Setelah daerah sekitar Makassar di bersihkan, aksi tahap kedua dimulai tanggal 19 Desember 1946. Sasarannya adalah Polobangkeng yang terletak di selatan Makassar. Dalam operasi ini 330 orang rakyat tewas di bunuh.

Aksi tahap ketiga mulai di lancarkan pada 26 Desember 1946 terhadap Gowa dan di lakukan dalam tiga gelombang, yaitu tanggal 26 dan 29 Desember 1946 serta 3 Januari 1947.

Di sini juga di lakukan kerja sama antara Pasukan Khusus DST dengan pasukan KNIL. Korban tewas di kalangan penduduk berjumlah 257 orang.

Pada Tahun 1947, delegasi Republik Indonesia menyampaikan kepada Dewan Keamanan PBB, korban pembantaian terhadap penduduk, yang di lakukan oleh Kapten Raymond Westerling sejak bulan Desember 1946 di Sulawesi Selatan mencapai 40.000 jiwa.

Menurut pemeriksaan Pemerintah Belanda tahun 1969 memperkirakan hanya sekitar 3.000 rakyat Sulawesi Selatan tewas di bantai oleh Pasukan Khusus pimpinan Westerling.

Untuk menghindari pengadilan Westerling sendiri mengatakan, bahwa korban akibat aksi yang di lakukan oleh pasukannya “hanya” 600 orang.

Perbuatan Westerling beserta pasukan khususnya dapat lolos dari tuntutan pelanggaran HAM Pengadilan Belanda, karena sebenarnya aksi terornya yang di namakan contra-guerilla, memperoleh izin dari Letnan Jenderal Spoor dan Wakil Gubernur Jenderal Dr. Hubertus Johannes van Mook.

Jadi yang sebenarnya bertanggung jawab atas pembantaian rakyat Sulawesi Selatan adalah Pemerintah dan Angkatan Perang Belanda.

Pembantaian oleh tentara Belanda di Sulawesi Selatan ini dapat di masukkan ke dalam kategori kejahatan atas kemanusiaan (crimes against humanity) yang hingga sekarangpun dapat di majukan ke pengadilan internasional.

Karena untuk pembantaian etnis (Genocide) dan crimes against humanity, tidak ada kedaluwarsanya. Perlu di upayakan, peristiwa pembantaian ini di majukan ke International Criminal Court (ICC) di Den Haag, Belanda.

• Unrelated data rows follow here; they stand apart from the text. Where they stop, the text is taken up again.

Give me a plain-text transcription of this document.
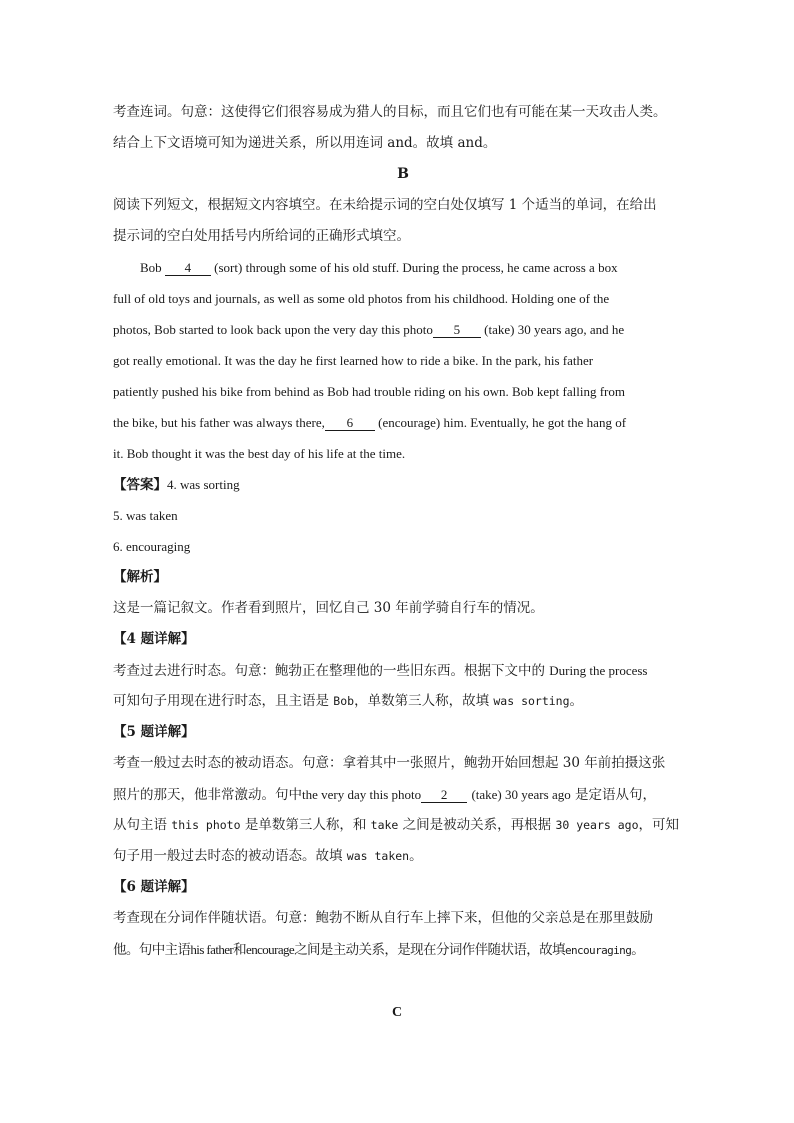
考查连词。句意：这使得它们很容易成为猎人的目标，而且它们也有可能在某一天攻击人类。
结合上下文语境可知为递进关系，所以用连词 and。故填 and。
B
阅读下列短文，根据短文内容填空。在未给提示词的空白处仅填写 1 个适当的单词，在给出
提示词的空白处用括号内所给词的正确形式填空。
Bob 4 (sort) through some of his old stuff. During the process, he came across a box
full of old toys and journals, as well as some old photos from his childhood. Holding one of the
photos, Bob started to look back upon the very day this photo 5 (take) 30 years ago, and he
got really emotional. It was the day he first learned how to ride a bike. In the park, his father
patiently pushed his bike from behind as Bob had trouble riding on his own. Bob kept falling from
the bike, but his father was always there, 6 (encourage) him. Eventually, he got the hang of
it. Bob thought it was the best day of his life at the time.
【答案】4. was sorting
5. was taken
6. encouraging
【解析】
这是一篇记叙文。作者看到照片，回忆自己 30 年前学骑自行车的情况。
【4 题详解】
考查过去进行时态。句意：鲍勃正在整理他的一些旧东西。根据下文中的 During the process
可知句子用现在进行时态，且主语是 Bob，单数第三人称，故填 was sorting。
【5 题详解】
考查一般过去时态的被动语态。句意：拿着其中一张照片，鲍勃开始回想起 30 年前拍摄这张
照片的那天，他非常激动。句中the very day this photo 2 (take) 30 years ago 是定语从句，
从句主语 this photo 是单数第三人称，和 take 之间是被动关系，再根据 30 years ago，可知
句子用一般过去时态的被动语态。故填 was taken。
【6 题详解】
考查现在分词作伴随状语。句意：鲍勃不断从自行车上摔下来，但他的父亲总是在那里鼓励
他。句中主语his father和encourage之间是主动关系，是现在分词作伴随状语，故填encouraging。
C
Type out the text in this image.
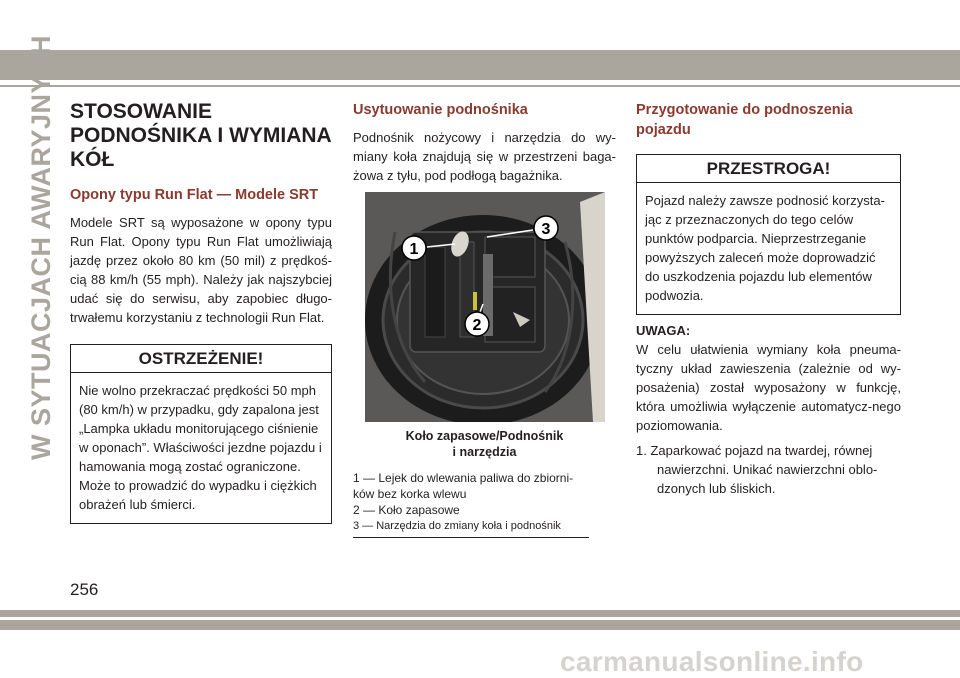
W SYTUACJACH AWARYJNYCH STOSOWANIE
PODNOŚNIKA I WYMIANA
KÓŁ
Opony typu Run Flat — Modele SRT

Modele SRT są wyposażone w opony typu Run Flat. Opony typu Run Flat umożliwiają jazdę przez około 80 km (50 mil) z prędkoś-cią 88 km/h (55 mph). Należy jak najszybciej udać się do serwisu, aby zapobiec długo-trwałemu korzystaniu z technologii Run Flat.

OSTRZEŻENIE!
Nie wolno przekraczać prędkości 50 mph (80 km/h) w przypadku, gdy zapalona jest „Lampka układu monitorującego ciśnienie w oponach”. Właściwości jezdne pojazdu i hamowania mogą zostać ograniczone. Może to prowadzić do wypadku i ciężkich obrażeń lub śmierci.
Usytuowanie podnośnika

Podnośnik nożycowy i narzędzia do wy-miany koła znajdują się w przestrzeni baga-żowa z tyłu, pod podłogą bagażnika.

1
2
3
Koło zapasowe/Podnośnik
i narzędzia
1 — Lejek do wlewania paliwa do zbiorni-
ków bez korka wlewu
2 — Koło zapasowe
3 — Narzędzia do zmiany koła i podnośnik
Przygotowanie do podnoszenia
pojazdu
PRZESTROGA!
Pojazd należy zawsze podnosić korzysta-jąc z przeznaczonych do tego celów punktów podparcia. Nieprzestrzeganie powyższych zaleceń może doprowadzić do uszkodzenia pojazdu lub elementów podwozia.
UWAGA:

W celu ułatwienia wymiany koła pneuma-tyczny układ zawieszenia (zależnie od wy-posażenia) został wyposażony w funkcję, która umożliwia wyłączenie automatycz-nego poziomowania.

1. Zaparkować pojazd na twardej, równej nawierzchni. Unikać nawierzchni oblo-dzonych lub śliskich.
256
carmanualsonline.info
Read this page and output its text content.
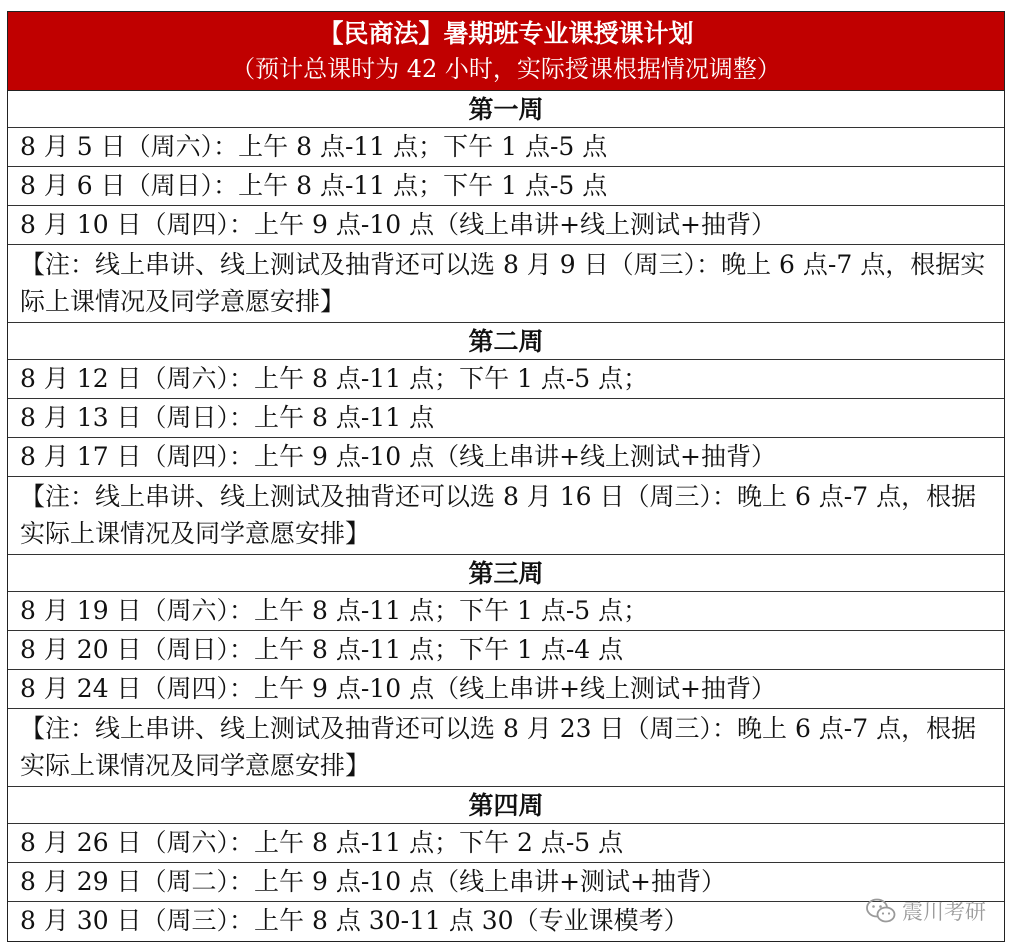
【民商法】暑期班专业课授课计划
（预计总课时为 42 小时，实际授课根据情况调整）
第一周
8 月 5 日（周六）：上午 8 点-11 点；下午 1 点-5 点
8 月 6 日（周日）：上午 8 点-11 点；下午 1 点-5 点
8 月 10 日（周四）：上午 9 点-10 点（线上串讲+线上测试+抽背）
【注：线上串讲、线上测试及抽背还可以选 8 月 9 日（周三）：晚上 6 点-7 点，根据实际上课情况及同学意愿安排】
第二周
8 月 12 日（周六）：上午 8 点-11 点；下午 1 点-5 点；
8 月 13 日（周日）：上午 8 点-11 点
8 月 17 日（周四）：上午 9 点-10 点（线上串讲+线上测试+抽背）
【注：线上串讲、线上测试及抽背还可以选 8 月 16 日（周三）：晚上 6 点-7 点，根据实际上课情况及同学意愿安排】
第三周
8 月 19 日（周六）：上午 8 点-11 点；下午 1 点-5 点；
8 月 20 日（周日）：上午 8 点-11 点；下午 1 点-4 点
8 月 24 日（周四）：上午 9 点-10 点（线上串讲+线上测试+抽背）
【注：线上串讲、线上测试及抽背还可以选 8 月 23 日（周三）：晚上 6 点-7 点，根据实际上课情况及同学意愿安排】
第四周
8 月 26 日（周六）：上午 8 点-11 点；下午 2 点-5 点
8 月 29 日（周二）：上午 9 点-10 点（线上串讲+测试+抽背）
8 月 30 日（周三）：上午 8 点 30-11 点 30（专业课模考）	震川考研
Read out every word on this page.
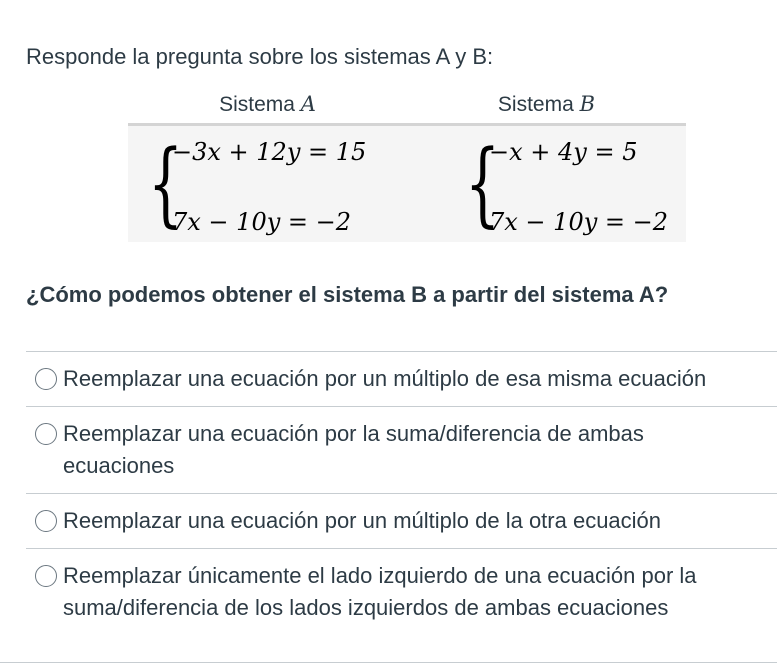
Responde la pregunta sobre los sistemas A y B:
Sistema A	Sistema B
{
−3x + 12y = 15
7x − 10y = −2 {
−x + 4y = 5
7x − 10y = −2
¿Cómo podemos obtener el sistema B a partir del sistema A?
Reemplazar una ecuación por un múltiplo de esa misma ecuación
Reemplazar una ecuación por la suma/diferencia de ambas ecuaciones
Reemplazar una ecuación por un múltiplo de la otra ecuación
Reemplazar únicamente el lado izquierdo de una ecuación por la suma/diferencia de los lados izquierdos de ambas ecuaciones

Pada 12 September 2013, Pemerintah Belanda melalui Duta Besarnya di Jakarta, Tjeerd de Zwaan, menyampaikan permintaan maafnya kepada seluruh korban pembantaian.

“Atas nama Pemerintah Belanda saya meminta maaf atas kejadian-kejadian ini. Hari ini saya juga meminta maaf kepada para janda dari Bulukumba, Pinrang, Polewali Mandar dan Parepare,” kata Tjeerd de Zwaan.

Selain itu, Pemerintah Belanda juga memberikan kompensasi kepada 10 janda yang suaminya menjadi korban pembantaian tersebut masing-masing sebesar 20 ribu Euro atau Rp 301 juta.

Namun, apapun kilah Belanda yang mengatakan jumlah korban tewas hanya tiga hingga empat ribuan jiwa, tetapi bagi kami rakyat Sulawesi Selatan meninggalkan luka dan kesedihan tiada tara sampai saat ini. (Bone.go.id).